Pour elle, le siècle de la Renaissance et des guerres de Religion fut en quelque sorte une sortie de route de l’histoire nationale dominée par un modèle politique qui put très bien ne pas être le sien : l’absolutisme du XVIIe siècle. En effet, au début du XVIe siècle, le pouvoir absolu était pensé comme le degré extrême d’une puissance à laquelle le roi pouvait recourir uniquement dans des situations extraordinaires. En revanche, à la fin du XVIe siècle, la monarchie, confrontée aux défis des conflits religieux, allait faire de cette puissance absolue le fonctionnement normal de son action.
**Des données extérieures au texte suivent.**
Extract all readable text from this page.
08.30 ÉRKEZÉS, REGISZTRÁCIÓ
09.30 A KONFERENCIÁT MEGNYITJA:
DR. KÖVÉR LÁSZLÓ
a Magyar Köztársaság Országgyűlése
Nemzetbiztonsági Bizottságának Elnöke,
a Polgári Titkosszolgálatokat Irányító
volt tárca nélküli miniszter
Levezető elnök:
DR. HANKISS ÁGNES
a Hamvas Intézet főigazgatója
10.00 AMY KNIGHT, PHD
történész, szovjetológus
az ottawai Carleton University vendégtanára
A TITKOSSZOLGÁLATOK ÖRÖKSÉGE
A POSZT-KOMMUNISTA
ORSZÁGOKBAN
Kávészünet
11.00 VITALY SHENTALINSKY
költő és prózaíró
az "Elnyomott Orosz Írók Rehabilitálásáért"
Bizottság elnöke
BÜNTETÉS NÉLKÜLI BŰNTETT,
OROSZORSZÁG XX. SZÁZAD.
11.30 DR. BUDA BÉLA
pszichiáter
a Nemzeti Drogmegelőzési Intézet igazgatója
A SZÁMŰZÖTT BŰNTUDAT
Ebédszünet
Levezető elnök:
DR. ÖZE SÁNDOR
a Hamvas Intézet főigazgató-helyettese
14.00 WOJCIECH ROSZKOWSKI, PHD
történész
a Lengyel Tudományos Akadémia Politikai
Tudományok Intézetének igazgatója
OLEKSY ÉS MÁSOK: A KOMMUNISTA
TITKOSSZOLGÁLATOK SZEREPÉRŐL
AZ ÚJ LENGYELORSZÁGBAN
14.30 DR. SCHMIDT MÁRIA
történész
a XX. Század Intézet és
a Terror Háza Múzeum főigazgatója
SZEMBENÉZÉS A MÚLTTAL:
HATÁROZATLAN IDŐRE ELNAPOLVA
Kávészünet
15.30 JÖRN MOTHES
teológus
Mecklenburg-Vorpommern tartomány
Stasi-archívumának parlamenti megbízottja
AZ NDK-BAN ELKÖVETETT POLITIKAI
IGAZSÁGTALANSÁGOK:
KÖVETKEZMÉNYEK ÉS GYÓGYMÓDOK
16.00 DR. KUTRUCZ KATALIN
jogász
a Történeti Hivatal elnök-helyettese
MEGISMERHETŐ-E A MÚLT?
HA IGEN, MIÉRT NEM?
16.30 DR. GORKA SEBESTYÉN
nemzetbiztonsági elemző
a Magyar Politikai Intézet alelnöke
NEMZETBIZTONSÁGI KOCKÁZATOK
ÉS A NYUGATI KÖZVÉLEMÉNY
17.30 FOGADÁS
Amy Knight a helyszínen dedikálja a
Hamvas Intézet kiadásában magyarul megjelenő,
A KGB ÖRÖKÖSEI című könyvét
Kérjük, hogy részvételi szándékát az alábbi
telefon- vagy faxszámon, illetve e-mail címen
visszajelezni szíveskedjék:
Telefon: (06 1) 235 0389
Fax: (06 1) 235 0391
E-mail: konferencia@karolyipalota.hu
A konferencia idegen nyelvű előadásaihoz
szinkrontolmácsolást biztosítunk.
Pour en arriver à ce renversement prodigieux des conceptions du pouvoir, mille digues idéologiques sautèrent peu à peu. Au début du siècle, l’office royal était conçu comme une faculté humaine d’origine divine capable de déchiffrer l’ordre de l’univers et d’y conformer l’ordre politique. Gouverner par la raison consistait à se conformer à l’ordre naturel dont émanait nécessairement le droit. La délibération était donc un élément majeur de la fabrication de la législation royale : les conseillers, les parlements aidaient le souverain à produire les règlements les plus appropriés. La médiation entre le ciel et la terre passait certes prioritairement par le monarque, mais elle empruntait aussi «le canal secondaire des grandeurs naturelles du sang et de la suréminence sacrée des juges», comme l’écrit l’auteur.

L’expérience de la pluralité religieuse jeta dans la civilisation un soupçon sur la capacité réelle des hommes à connaître les intentions de Dieu. Cette altération du lien entre la loi divine et l’ordre de la cité terrestre fut telle que l’autorité législatrice du roi en fut profondément ébranlée. Déjà Machiavel avait postulé, dans l’Italie dévastée par la fureur française, que le gouvernement temporel des hommes ne reposait sur aucune loi cosmique. Déjà la découverte des civilisations amérindiennes avait montré qu’il pouvait exister un ordre social en dehors de l’ordre de Dieu. Au milieu du XVIe siècle l’idée d’un ordre juste s’effondra et la continuité entre la cité de Dieu et la cité des hommes s’estompa.

Dès lors, le droit positif releva d’une création humaine et ne s’enracinait plus dans une quelconque transcendance. Dans ces conditions les défis formidables des guerres de Religion justifièrent le recours à un pouvoir décisionnel rapide et efficace du roi. Jean Bodin joua un rôle décisif dans ce glissement en affirmant péremptoirement que «la loi n’est autre chose que le commandement du souverain». Bref, la stabilité politique du royaume passait par la réduction notable des possibilités d’action des sujets et une sacralisation non pas seulement de la fonction royale, mais du souverain lui-même. Encore fallait-il un monarque capable d’incarner la transcendance dont la monarchie voulait s’investir : ce fut Henri IV.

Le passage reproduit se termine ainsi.